This article is part of our continuing series on innovative healthcare in the age of COVID-19.
In our previous article, we looked at how wearables are contributing to remote patient monitoring. Now, we are exploring how wearables are helping people with psychological, mental and behavioral health.
In addition to the physical health effects of COVID-19, the pandemic also impacted many people’s mental health and well-being. McKinsey’s October 2020 consumer health survey revealed high levels of anxiety and distress, with 75% of respondents reporting distress, and 50% of respondents continuing to report anxiety and/or depression.
Many issues place a strain on mental health during the pandemic, including general uncertainty, worry about elders, limited visits with family and friends, work changes, economic issues, social distancing, vaccine availability, and more. That’s quite a list. With regular routines in upheaval, keeping up healthy habits became more difficult, and easy to let slip.
Exceptions such as Just this once I’ll skip my workout, or I didn’t sleep well last night can easily become patterns which are then more difficult to change. Technology can help show when such a pattern is developing. By tracking behaviors and presenting data in a meaningful way, users can gain insight into what is happening and how it affects them. Emerging wearable technology and products are enabling tracking by monitoring physiological indicators and biomarkers to help identify when the body is stressed.
Identifying patterns and predicting stressors
Monitoring apps can be extremely useful for analyzing data, identifying trends, and providing visual information that’s easy to understand at a glance. Having data about your sleep patterns can give you much more insight into problem-solving versus a vague sense that sometimes you don’t get enough sleep. Do you sleep well on weekends, but not on work nights? Is there a connection between your exercise level and sleep? These types of correlations can surface when you see the data presented visually.

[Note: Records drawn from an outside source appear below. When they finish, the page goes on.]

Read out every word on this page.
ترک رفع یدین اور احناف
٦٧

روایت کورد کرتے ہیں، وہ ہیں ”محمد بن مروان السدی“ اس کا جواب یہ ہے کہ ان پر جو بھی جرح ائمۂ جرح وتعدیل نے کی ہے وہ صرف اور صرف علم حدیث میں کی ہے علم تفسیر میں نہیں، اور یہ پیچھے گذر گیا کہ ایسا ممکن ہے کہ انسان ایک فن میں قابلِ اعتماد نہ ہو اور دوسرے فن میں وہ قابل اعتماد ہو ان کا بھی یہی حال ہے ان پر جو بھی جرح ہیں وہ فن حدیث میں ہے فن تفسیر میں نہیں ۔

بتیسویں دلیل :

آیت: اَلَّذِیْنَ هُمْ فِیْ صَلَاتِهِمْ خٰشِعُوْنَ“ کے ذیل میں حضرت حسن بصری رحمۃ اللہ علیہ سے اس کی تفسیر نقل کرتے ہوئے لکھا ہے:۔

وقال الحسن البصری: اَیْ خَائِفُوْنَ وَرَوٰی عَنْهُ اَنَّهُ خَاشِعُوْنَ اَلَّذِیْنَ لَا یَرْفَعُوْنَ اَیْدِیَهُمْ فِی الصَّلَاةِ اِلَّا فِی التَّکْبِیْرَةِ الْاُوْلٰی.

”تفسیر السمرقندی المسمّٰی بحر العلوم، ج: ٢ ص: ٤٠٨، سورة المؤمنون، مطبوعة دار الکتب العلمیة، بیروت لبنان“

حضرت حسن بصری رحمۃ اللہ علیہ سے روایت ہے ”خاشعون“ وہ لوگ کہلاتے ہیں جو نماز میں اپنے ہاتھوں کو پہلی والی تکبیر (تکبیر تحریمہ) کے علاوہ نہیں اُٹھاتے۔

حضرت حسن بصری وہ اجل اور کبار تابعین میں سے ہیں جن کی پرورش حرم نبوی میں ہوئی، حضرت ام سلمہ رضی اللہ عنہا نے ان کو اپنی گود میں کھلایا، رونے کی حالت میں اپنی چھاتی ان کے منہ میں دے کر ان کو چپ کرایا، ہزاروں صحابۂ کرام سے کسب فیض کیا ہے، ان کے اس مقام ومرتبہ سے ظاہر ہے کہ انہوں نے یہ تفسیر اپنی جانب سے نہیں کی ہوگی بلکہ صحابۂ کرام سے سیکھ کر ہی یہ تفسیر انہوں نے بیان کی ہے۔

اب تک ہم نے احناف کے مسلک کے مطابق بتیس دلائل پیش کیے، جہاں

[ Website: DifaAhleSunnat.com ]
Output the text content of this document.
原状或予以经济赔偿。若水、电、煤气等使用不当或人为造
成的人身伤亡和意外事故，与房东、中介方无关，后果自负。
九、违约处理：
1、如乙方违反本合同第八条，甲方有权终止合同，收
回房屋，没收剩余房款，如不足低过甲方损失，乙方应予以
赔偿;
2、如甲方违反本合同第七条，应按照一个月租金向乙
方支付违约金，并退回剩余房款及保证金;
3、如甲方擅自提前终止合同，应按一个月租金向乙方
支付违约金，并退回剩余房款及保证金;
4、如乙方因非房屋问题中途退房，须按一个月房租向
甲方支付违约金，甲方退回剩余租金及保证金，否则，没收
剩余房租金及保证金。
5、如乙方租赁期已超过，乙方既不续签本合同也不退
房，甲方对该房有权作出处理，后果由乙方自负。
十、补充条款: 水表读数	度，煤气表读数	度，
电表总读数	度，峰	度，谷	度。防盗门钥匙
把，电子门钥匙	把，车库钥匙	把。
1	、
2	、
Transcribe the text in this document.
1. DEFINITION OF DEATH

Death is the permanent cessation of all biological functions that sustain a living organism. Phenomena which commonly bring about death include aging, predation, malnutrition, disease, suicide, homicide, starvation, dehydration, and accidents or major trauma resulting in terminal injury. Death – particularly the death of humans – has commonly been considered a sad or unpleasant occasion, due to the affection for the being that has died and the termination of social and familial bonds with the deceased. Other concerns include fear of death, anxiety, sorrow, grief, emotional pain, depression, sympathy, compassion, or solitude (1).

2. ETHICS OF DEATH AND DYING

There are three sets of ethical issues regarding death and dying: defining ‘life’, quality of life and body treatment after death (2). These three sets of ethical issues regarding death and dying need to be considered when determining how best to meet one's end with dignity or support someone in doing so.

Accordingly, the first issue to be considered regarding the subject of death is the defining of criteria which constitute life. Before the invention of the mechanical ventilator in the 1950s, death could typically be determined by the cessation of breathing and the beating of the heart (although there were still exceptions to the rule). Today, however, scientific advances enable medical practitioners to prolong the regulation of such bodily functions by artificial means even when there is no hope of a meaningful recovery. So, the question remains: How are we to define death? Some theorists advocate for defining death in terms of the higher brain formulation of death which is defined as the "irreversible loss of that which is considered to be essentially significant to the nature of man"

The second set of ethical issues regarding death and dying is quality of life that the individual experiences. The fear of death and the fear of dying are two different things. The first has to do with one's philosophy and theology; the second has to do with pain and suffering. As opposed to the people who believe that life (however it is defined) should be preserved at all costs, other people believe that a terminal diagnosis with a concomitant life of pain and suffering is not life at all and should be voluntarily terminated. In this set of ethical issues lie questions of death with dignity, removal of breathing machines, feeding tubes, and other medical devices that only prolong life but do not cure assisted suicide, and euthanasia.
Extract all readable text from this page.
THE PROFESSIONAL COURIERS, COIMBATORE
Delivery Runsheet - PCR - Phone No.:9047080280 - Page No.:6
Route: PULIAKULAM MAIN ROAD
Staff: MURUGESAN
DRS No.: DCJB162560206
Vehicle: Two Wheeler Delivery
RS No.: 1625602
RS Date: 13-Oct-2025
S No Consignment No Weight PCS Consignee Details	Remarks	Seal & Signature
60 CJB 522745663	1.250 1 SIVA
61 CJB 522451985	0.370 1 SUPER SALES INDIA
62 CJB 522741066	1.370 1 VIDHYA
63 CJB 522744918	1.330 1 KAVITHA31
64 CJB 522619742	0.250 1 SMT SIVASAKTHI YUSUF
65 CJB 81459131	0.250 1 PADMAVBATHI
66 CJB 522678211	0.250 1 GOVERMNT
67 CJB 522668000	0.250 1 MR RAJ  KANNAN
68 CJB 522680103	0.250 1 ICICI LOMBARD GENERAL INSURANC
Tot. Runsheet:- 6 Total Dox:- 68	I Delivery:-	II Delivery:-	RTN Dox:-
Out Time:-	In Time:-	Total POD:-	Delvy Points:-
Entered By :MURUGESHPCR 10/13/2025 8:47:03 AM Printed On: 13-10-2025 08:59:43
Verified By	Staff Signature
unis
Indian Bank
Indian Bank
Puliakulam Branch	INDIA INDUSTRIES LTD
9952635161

In addition to identifying patterns that show up over time, wearable technology can also recognize biomarkers that could indicate a stress response. Being alerted that your pulse is quickening, and that your skin temperature is increasing could help you notice stress and detect triggers and patterns. With that information, you could then predict and better manage stressors, which is a valuable skill.
According to the National Center for Biotechnology Information, “The way a person can anticipate a certain stressor and then control it, largely defines the resulting stress response, how promptly and efficiently it is activated promoting adaptation, and how fast it is turned off once equilibrium has been recovered.” While wearables aren’t a replacement for therapy, they could help people start to notice stress building and possibly prevent escalation.
Linking physical to mental
Consumers are already familiar with apps like Headspace, Calm, and Insight Timer for mindfulness exercises, guided meditations, and breathing techniques. Adding wearables to the toolkit could help provide alerts when stress management is needed.
Wearables like Feel from Sentio Solutions, a San Francisco-based tech company, are being developed with a sensory wristband to track physiological signals throughout the day to recognize emotional patterns, and a mobile app to provides advice, tools, and resources.
The PIP device currently on the market is described as a wireless biofeedback device which detects electrodermal activity (the electrical activity of the sweat glands in the skin), the idea being that when we’re stressed, we sweat more which increases skin’s electrical conductivity. Press your thumb to the device and it records sweat and heat, which its makers say provides a measurement of stress, visualized in charts on an app. The app also provides mindfulness exercises.
The Fitbit Sense launched in 2020 uses an EDA sensor to measure electrodermal activity – electrical changes in your skin’s sweat level. And Fitbit’s Stress Management score calculates how your body is responding to stress based on multiple biometric inputs.
Reliability is progressing
Sensors have been rapidly evolving to become even more sophisticated and capable of measuring many different factors, but what do we need to measure for psychological health? An increased heart rate or temperature without a known cause such as exercise or exertion might indicate mental stress; however, trackers are consumer devices, not medical devices.
A vice.com article reported that John Torous, a Harvard psychiatrist and head of the American Psychiatric Association's work group on the evaluation of smartphone apps said, “We’ve been using consumer wearables to measure things like sleep and heart rate and usually those things are reliable. But where technology falls short is converting those factors into reliable signs of psychological distress, Mere indicators of anxiety, like increased heart rate and skin temperature, cannot be added up to definitely show a particular condition.”
A Stanford research team is working towards identifying and quantifying the behavioral biomarkers contributing to stress, anxiety, and depression. They have identified 6 biotypes of depression connected to the wiring of the brain and how it can be disrupted resulting in specific symptoms. The team is developing a wearable device called MENTAID to help prevent and treat mental illness by continuously measuring physiological parameters, which is a departure from traditional mental health diagnostics that aren’t rooted in biological testing.
With more people experiencing stress during the pandemic, wearables are offering an at-home option to help people recognize when they are reacting to stress and encourage them to take steps to manage that stress. Even though we are hearing that it’s normal to be experiencing stress, the last thing we want is for chronic stress to be accepted as normal.
We’re extremely interested to see how using wearables and stress management apps can help people notice physiological stress symptoms and take action. Have you tried any stress-reducing apps? Let me know what you think about using wearables for mental health.